Saving the Euro requires action on a huge scale
It lies with the politicians to convince international markets that the euro is worth saving. Markets, and in particular, speculators, continue to bet against it and the single currency faces potential ruin. Yes; it has got that serious. Nothing short of a series of drastic financial measures from politicians of euro-zone governments is required to avert the crisis, and shore up the euro.
A rescue would need to achieve several things. Firstly transparency is required. What is the real extent of debt in eurozone countries?
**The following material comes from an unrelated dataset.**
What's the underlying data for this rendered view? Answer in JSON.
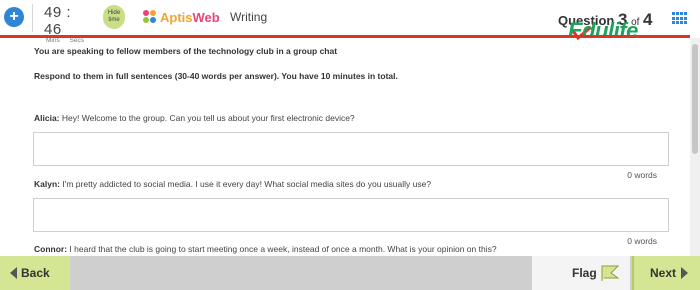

The debt of those countries that is now too high to realistically pay back, must be restructured properly.
Secondly, a sovereign default from a member state is not beyond the realms of possibility; and Europe’s banks need to be sufficiently capitalised to withstand such a shock. Thirdly, somehow growth needs to be stimulated. The policy of budget-cutting, which has proved to be tantamount and as futile as drawing blood out of a stone, must be discarded. Lastly, Europe needs to learn from its mistakes; ensuring the like of all this is never repeated.
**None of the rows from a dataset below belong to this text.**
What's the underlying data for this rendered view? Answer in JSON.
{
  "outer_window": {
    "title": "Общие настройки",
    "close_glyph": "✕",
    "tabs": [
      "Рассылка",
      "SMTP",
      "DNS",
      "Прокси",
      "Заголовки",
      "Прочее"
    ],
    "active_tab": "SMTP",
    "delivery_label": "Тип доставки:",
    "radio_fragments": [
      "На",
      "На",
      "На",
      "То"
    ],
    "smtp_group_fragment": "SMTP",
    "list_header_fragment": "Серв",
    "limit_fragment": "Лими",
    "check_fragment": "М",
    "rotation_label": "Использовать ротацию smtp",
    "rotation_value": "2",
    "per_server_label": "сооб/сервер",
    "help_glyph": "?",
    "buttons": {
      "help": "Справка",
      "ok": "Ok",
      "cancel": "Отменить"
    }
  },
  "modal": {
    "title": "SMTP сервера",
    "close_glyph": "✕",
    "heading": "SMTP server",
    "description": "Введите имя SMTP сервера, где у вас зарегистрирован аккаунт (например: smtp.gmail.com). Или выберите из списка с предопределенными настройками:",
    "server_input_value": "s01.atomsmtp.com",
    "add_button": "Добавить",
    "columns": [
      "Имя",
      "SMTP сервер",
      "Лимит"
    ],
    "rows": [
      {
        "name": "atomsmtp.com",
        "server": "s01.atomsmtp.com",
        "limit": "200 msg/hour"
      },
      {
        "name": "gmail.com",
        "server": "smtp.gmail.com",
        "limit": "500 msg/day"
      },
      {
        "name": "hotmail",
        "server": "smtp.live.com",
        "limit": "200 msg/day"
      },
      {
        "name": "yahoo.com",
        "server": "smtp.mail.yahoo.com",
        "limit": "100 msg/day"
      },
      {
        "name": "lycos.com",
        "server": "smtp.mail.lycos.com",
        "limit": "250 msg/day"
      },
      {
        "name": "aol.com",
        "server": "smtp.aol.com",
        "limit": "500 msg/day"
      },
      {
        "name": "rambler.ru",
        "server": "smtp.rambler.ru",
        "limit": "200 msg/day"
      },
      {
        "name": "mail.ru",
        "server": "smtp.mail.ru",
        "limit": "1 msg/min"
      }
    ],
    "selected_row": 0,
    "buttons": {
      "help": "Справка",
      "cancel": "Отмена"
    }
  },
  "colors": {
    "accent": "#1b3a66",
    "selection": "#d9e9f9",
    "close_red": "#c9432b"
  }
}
The last part is something for another day. The debate and formulation of new policy is a luxury Europe can currently ill afford. But, as for the first three, the markets smell blood. The fragility of banks, uncertainty over the real extent of the debt crisis, as well as the procrastination of politicians, all play into the markets’ hands.
The strategy of driving enfeebled economies further into the mire causes further loss of credibility. It makes things worse, and stymies any potential for countries to grow out of this mess. Tell investors the truth about the insolvency of some of its members, and Europe can begin to rebuild. Markets hate uncertainty.
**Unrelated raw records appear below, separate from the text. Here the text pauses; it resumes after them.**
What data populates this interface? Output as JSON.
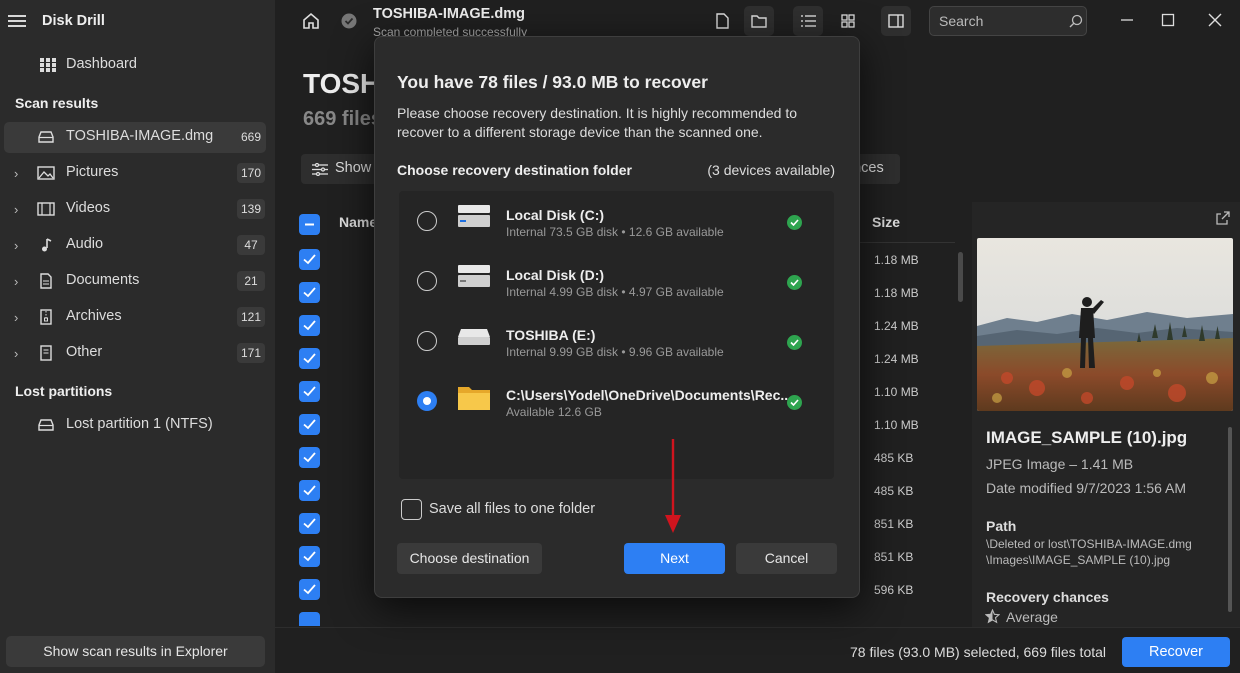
{
  "app": {
    "title": "Disk Drill"
  },
  "sidebar": {
    "dashboard_label": "Dashboard",
    "scan_results_heading": "Scan results",
    "selected_item": {
      "label": "TOSHIBA-IMAGE.dmg",
      "count": "669"
    },
    "categories": [
      {
        "label": "Pictures",
        "count": "170",
        "icon": "image-icon"
      },
      {
        "label": "Videos",
        "count": "139",
        "icon": "film-icon"
      },
      {
        "label": "Audio",
        "count": "47",
        "icon": "music-note-icon"
      },
      {
        "label": "Documents",
        "count": "21",
        "icon": "document-icon"
      },
      {
        "label": "Archives",
        "count": "121",
        "icon": "archive-icon"
      },
      {
        "label": "Other",
        "count": "171",
        "icon": "file-icon"
      }
    ],
    "lost_partitions_heading": "Lost partitions",
    "lost_partition_item": "Lost partition 1 (NTFS)",
    "explorer_button": "Show scan results in Explorer"
  },
  "header": {
    "file_title": "TOSHIBA-IMAGE.dmg",
    "status": "Scan completed successfully",
    "search_placeholder": "Search"
  },
  "main": {
    "title_partial": "TOSHI",
    "files_partial": "669 files",
    "show_button": "Show",
    "chances_button_partial": "ances",
    "col_name": "Name",
    "col_size": "Size",
    "sizes": [
      "1.18 MB",
      "1.18 MB",
      "1.24 MB",
      "1.24 MB",
      "1.10 MB",
      "1.10 MB",
      "485 KB",
      "485 KB",
      "851 KB",
      "851 KB",
      "596 KB"
    ]
  },
  "preview": {
    "file_name": "IMAGE_SAMPLE (10).jpg",
    "type_size": "JPEG Image – 1.41 MB",
    "modified": "Date modified 9/7/2023 1:56 AM",
    "path_heading": "Path",
    "path_line1": "\\Deleted or lost\\TOSHIBA-IMAGE.dmg",
    "path_line2": "\\Images\\IMAGE_SAMPLE (10).jpg",
    "recovery_heading": "Recovery chances",
    "recovery_value": "Average"
  },
  "footer": {
    "selection_status": "78 files (93.0 MB) selected, 669 files total",
    "recover_button": "Recover"
  },
  "modal": {
    "title": "You have 78 files / 93.0 MB to recover",
    "description": "Please choose recovery destination. It is highly recommended to recover to a different storage device than the scanned one.",
    "choose_label": "Choose recovery destination folder",
    "devices_count": "(3 devices available)",
    "devices": [
      {
        "name": "Local Disk (C:)",
        "info": "Internal 73.5 GB disk • 12.6 GB available",
        "selected": false
      },
      {
        "name": "Local Disk (D:)",
        "info": "Internal 4.99 GB disk • 4.97 GB available",
        "selected": false
      },
      {
        "name": "TOSHIBA (E:)",
        "info": "Internal 9.99 GB disk • 9.96 GB available",
        "selected": false
      },
      {
        "name": "C:\\Users\\Yodel\\OneDrive\\Documents\\Rec...",
        "info": "Available 12.6 GB",
        "selected": true
      }
    ],
    "save_all_label": "Save all files to one folder",
    "choose_destination_button": "Choose destination",
    "next_button": "Next",
    "cancel_button": "Cancel"
  },
  "colors": {
    "accent": "#2d7ff3",
    "ok": "#2ea44f",
    "arrow": "#d0141e"
  }
}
If markets suddenly become nervous about the state of some of the more solvent countries in the eurozone, this contagion would have catastrophic consequences. The European Central Bank (ECB) must do everything in its power to prevent the crisis spreading further.
Countries such as Greece cannot realistically leave the euro without causing a liquidity crisis, a run on their banks, and a hugely devalued domestic currency that would leave Greek companies owing money internationally, on the verge of bankruptcy. Conversely, Germany’s currency would soar were they to leave the euro, causing massive damage to their booming export industry.
One way or another, confidence has to be restored to the eurozone as quickly as possible. The problems are too numerous now for a solution to be found that will please everyone. But the worst outcome would be for the euro and the European project as a whole to fail.